The Phases of Device Removal

When a user plugs a device into the system, the I/O Kit responds to the event using the normal process for discovering and loading drivers. A low-level driver scans its bus, notices a new device, and kicks off the matching process to find a suitable driver. The I/O Kit then loads the driver into the kernel and the device is usable.

When a user removes a device, however, the situation is different. A driver stack must be torn down rather than built up. Before the drivers in the stack can be released, they must, in a coordinated manner, stop accepting new requests and clear out all queued and in-progress work; this requires a special programming interface and procedure.

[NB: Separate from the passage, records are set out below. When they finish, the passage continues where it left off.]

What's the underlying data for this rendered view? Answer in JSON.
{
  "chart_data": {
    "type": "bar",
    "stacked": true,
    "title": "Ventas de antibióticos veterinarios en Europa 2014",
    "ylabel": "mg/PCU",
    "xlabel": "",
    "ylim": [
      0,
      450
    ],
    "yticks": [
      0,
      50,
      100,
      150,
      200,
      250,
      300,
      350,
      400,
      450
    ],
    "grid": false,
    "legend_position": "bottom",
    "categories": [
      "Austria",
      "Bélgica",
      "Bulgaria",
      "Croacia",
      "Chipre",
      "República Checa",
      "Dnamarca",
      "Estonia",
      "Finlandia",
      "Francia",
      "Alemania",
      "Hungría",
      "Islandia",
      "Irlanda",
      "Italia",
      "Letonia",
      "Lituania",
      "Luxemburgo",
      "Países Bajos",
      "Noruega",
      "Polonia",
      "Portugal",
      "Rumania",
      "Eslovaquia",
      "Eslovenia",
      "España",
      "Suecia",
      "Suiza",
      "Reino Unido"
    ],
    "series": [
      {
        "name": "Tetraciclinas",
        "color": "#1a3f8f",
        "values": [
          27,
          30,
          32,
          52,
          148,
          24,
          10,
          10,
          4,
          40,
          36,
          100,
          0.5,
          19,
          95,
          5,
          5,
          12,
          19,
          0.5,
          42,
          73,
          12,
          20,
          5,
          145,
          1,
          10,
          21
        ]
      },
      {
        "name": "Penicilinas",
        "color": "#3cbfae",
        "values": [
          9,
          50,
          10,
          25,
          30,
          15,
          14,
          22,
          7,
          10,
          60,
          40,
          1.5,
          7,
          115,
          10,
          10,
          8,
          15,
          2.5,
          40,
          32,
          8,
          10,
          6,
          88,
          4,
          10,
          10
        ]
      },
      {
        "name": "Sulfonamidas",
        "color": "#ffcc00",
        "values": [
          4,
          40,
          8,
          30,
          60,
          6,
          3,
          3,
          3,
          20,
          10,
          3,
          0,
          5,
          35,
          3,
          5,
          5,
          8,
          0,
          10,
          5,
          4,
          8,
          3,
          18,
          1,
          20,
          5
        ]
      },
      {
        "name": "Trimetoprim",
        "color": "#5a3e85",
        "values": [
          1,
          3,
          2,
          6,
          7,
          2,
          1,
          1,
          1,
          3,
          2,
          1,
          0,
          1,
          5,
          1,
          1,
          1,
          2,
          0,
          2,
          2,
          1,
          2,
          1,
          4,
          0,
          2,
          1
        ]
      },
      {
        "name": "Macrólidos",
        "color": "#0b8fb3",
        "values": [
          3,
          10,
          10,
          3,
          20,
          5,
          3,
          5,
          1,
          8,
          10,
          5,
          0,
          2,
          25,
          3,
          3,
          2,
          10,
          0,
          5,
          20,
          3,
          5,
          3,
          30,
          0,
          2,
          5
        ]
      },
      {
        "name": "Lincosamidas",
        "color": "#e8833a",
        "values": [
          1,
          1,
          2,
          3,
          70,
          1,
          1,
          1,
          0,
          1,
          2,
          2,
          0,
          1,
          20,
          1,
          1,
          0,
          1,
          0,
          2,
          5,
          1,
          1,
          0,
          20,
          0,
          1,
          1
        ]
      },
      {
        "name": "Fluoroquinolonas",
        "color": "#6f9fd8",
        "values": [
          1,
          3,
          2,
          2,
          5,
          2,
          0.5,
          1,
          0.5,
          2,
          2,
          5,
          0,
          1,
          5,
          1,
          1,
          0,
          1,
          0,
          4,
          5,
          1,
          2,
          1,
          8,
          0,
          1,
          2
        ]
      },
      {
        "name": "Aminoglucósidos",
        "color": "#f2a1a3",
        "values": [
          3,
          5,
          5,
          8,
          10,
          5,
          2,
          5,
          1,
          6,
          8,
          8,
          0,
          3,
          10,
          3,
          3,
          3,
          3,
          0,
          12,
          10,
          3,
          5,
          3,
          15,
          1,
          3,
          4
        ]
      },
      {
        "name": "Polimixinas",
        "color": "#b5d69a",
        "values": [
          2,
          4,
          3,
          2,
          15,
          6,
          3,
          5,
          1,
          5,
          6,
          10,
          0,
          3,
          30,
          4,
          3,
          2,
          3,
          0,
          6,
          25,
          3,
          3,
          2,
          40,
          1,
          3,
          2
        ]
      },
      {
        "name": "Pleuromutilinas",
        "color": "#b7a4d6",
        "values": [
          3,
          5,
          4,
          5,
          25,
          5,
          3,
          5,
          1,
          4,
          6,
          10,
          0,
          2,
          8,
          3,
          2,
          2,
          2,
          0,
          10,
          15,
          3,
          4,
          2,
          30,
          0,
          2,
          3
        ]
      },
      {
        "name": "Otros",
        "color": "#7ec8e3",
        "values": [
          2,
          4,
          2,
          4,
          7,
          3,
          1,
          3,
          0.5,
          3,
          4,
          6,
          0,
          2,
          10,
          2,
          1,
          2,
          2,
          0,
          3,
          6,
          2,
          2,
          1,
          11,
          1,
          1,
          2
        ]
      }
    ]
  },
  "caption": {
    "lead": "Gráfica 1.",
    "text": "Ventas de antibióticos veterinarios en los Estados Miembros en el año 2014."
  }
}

The I/O Kit performs an orderly tear-down of a driver stack upon device removal in three phases. The first phase makes the driver objects in the stack inactive so they receive no new I/O requests. The second phase clears out pending and in-progress I/O requests from driver queues. Finally, in the third phase, the I/O Kit invokes the appropriate driver life-cycle methods on drivers to clean up allocated resources and detach the objects from the I/O Registry before freeing them. Figure 10-1 summarizes what happens during the three phases, including the calling direction within the driver stack.

Making Drivers Inactive

Just as a bus controller driver scans its bus to detect a newly inserted device, it also detects devices that have just been removed. When this happens, it calls terminate on its client nub; the terminate method has the default behavior of making the called object inactive immediately. The terminate method is also recursively invoked on clients; it is called on each object in the stack above the bus controller until all objects in the stack are made inactive.

As a consequence of being made inactive, each object also sends its clients (or, in rare cases, providers) a kIOServicesIsTerminated message via the message method. When the terminate call returns to the original caller (the bus controller driver), all objects in the stack are inactive, but the stack is still attached to the I/O Registry.

The I/O Kit assumes that objects that have multiple providers (drivers of RAID devices, for instance) do not want to be torn down and thus does not call terminate on them. If these objects do want to receive the terminate message, they should implement the requestTerminate method to return true.

The terminate call is asynchronous to avoid deadlocks and, in this first phase, takes place in the thread and work-loop context of the caller, the bus controller driver.

Clearing I/O Queues

The I/O Kit itself coordinates the second phase of the device-removal procedure. It starts with the newly inactive client of the bus controller driver and, as in the first phase, moves up the driver stack until it reaches the leaf objects. It calls the willTerminate method on each object it encounters. Drivers should implement the willTerminate method to clear out any queues of I/O requests they have. To do this, they should return an appropriate error to the requester for each request in a queue.

After willTerminate has been called on each object, I/O Kit then reverses direction, going from the leaf object (or objects) to the root object of the driver stack, calling didTerminate on each object. Certain objects at the top of the stack—particularly user clients—may decide to keep a count of I/O requests they have issued and haven’t received a response for (“in-flight” I/O requests). (To ensure the validity of this count, the object should increment and decrement the count in a work-loop context.) By this tracking mechanism, they can determine if any I/O request hasn’t been completed. If this is the case, they can implement didTerminate to return a deferral response of true, thereby deferring the termination until the final I/O request completes. At this point, they can signal that termination should proceed by invoking didTerminate on themselves and returning a deferral response of false.

If a driver attaches to a client nub and has it open, the I/O Kit assumes a deferred response (true) to didTerminate. The termination continues to be deferred until the client driver closes its provider.

At the end of this second phase, there shouldn’t be any I/O requests queued or “in flight.” The I/O Kit completes this phase of the device-removal procedure on its own separate thread and makes all calls to clients on the work-loop context of the provider.

Detaching and Releasing Objects

In the third phase of the procedure for device removal, the I/O Kit calls the driver life-cycle methods stop and detach (in that order) in each driver object in the stack to be torn down, starting from the leaf object (or objects). The driver should implement its stop function to close, release, or free any resources it opened or created in its start function, and to leave the hardware in the state the driver originally found it. The driver can implement detach to remove itself from its nub through its entry in the I/O Registry; however, this behavior is the default, so a driver usually does not need to override detach. The detach method usually leads immediately to the freeing of the driver object because the I/O Registry typically has the final retain on the object.

The I/O Kit completes this phase of the device-removal procedure on its own separate thread and makes all calls to clients on the work-loop context of the provider.